Bu durum kadının mücadele içerisinde aktif-özne olmasına engel olmaktadır. Bu durumu göz ardı etmeyen kadının toplumdaki statüsünü değil tam tersi karşıt olan Partimiz (KP) kadının özgürlüğünün ancak Halk Savaşı içerisinde bizzat kadının savaş içerisinde yer alarak özgürlüğünü elde edeceğini ifade eder. Sadece savaş içinde yer almayla yetinilmeyip savaşın uygulayıcıları-uygulatıcıları durumuna gelebilmeleri için politik yönelimler belirler. Bu ideolojik-politik yönelimlerin kadın tarafından doğru kavranılıp hayata geçirilmesi önemlidir.

Savaşan kadın özgürleşir. Savaşın içinde hem sınıf düşmanlarına karşı savaşırken aynı zamanda içte de geleneksel, erkek egemenliğe karşı savaşım yürütür. Bu savaşım kadının bilincinde değişimler yaratır. Değişim sağlayan kadın aynı zamanda değiştirmenin zeminlerini de yaratmış olur ki aynı zamanda Partimizin devrimci kadını yaratma hedefine ulaşması demektir.
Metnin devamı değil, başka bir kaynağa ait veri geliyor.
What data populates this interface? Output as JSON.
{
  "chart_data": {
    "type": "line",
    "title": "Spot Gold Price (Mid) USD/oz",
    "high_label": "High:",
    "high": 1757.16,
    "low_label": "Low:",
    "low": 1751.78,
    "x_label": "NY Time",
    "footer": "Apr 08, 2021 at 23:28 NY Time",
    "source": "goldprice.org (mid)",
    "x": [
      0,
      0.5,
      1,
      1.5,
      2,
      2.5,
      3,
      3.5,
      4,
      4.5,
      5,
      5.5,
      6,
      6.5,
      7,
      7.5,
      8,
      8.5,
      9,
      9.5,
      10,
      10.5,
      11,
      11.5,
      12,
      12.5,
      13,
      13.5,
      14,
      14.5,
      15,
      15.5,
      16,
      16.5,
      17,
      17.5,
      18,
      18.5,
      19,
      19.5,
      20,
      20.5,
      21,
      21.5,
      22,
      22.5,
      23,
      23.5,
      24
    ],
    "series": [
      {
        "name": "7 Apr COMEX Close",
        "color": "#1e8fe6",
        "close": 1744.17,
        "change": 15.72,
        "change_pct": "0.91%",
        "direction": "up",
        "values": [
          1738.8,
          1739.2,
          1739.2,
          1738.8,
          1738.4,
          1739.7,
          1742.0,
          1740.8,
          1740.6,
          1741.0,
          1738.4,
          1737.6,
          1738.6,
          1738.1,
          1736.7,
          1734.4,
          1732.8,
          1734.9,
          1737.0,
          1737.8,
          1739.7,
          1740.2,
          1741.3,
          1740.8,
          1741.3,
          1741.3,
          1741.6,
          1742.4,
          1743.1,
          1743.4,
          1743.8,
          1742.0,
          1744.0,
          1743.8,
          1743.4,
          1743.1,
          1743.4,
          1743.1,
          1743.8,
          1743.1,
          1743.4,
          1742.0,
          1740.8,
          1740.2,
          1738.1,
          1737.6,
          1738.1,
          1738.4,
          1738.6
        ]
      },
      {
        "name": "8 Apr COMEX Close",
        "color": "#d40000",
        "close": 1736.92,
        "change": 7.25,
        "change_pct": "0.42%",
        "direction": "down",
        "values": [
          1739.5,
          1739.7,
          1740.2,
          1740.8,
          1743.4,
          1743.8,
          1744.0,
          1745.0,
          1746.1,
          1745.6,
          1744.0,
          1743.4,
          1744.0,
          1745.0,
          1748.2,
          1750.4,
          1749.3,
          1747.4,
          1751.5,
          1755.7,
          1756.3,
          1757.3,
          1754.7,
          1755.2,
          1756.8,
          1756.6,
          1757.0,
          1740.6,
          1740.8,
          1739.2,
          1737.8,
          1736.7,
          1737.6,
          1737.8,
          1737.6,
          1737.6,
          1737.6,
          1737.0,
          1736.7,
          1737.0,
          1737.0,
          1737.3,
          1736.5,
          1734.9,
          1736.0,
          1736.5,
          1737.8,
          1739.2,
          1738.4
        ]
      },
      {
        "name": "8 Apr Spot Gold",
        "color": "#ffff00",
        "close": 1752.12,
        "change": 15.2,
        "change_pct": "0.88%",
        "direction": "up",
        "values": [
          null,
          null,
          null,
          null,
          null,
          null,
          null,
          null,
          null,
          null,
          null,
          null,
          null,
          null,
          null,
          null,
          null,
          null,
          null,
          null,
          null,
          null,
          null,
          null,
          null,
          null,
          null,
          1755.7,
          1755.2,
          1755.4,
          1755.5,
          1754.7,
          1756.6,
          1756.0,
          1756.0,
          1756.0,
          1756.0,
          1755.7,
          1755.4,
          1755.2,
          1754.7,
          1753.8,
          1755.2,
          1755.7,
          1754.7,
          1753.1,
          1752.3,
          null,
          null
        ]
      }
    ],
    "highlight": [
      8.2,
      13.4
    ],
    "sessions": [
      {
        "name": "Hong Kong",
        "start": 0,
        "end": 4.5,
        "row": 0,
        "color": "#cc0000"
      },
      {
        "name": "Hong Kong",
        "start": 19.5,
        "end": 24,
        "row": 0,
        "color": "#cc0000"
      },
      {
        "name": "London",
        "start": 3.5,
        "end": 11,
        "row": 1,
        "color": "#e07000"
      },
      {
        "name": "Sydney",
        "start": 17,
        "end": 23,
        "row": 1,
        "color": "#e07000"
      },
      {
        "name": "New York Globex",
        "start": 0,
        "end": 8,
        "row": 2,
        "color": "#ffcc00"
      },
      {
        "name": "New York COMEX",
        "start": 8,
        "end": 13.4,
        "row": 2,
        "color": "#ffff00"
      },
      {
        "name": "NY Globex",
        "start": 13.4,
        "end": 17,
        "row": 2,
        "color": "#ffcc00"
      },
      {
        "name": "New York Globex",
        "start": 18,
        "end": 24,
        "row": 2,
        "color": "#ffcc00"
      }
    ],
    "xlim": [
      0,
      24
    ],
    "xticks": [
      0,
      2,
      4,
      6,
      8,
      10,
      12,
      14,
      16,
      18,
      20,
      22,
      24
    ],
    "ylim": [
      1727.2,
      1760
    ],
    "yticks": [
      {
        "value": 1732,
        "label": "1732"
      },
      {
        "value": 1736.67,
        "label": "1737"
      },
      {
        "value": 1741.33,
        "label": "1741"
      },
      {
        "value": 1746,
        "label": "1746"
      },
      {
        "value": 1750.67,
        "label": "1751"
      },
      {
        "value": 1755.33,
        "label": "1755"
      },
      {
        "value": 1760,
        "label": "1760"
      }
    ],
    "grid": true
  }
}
Devrimci kadın yeni toplum demektir-yeni insan demektir. Devrimci kadın bilinç, irade, özne, özgür insan demektir. Bu yüzden kadının kurtuluşu aynı zamanda insanlığın kurtuluşudur. Sınıf mücadelesinde Halk Savaşından bağımsız ele alınamaz. Kadının Halk Savaşının içerisinde yer almasının önemi burada yatmaktadır. Ezilenlerin gerçek anlamda kurtuluşlarının yolu Halk Savaşından geçer. Özelde de kadınlar gerçek özgürlüğüne Halk Savaşında yer alarak ulaşabilirler. Halk Savaşında yer alarak geliştirip büyütmek ezilen kadınların esas görevidir. Devrimci kadın ancak savaşın içerisinde yaratılır. Bu görev biz kadınlarındır.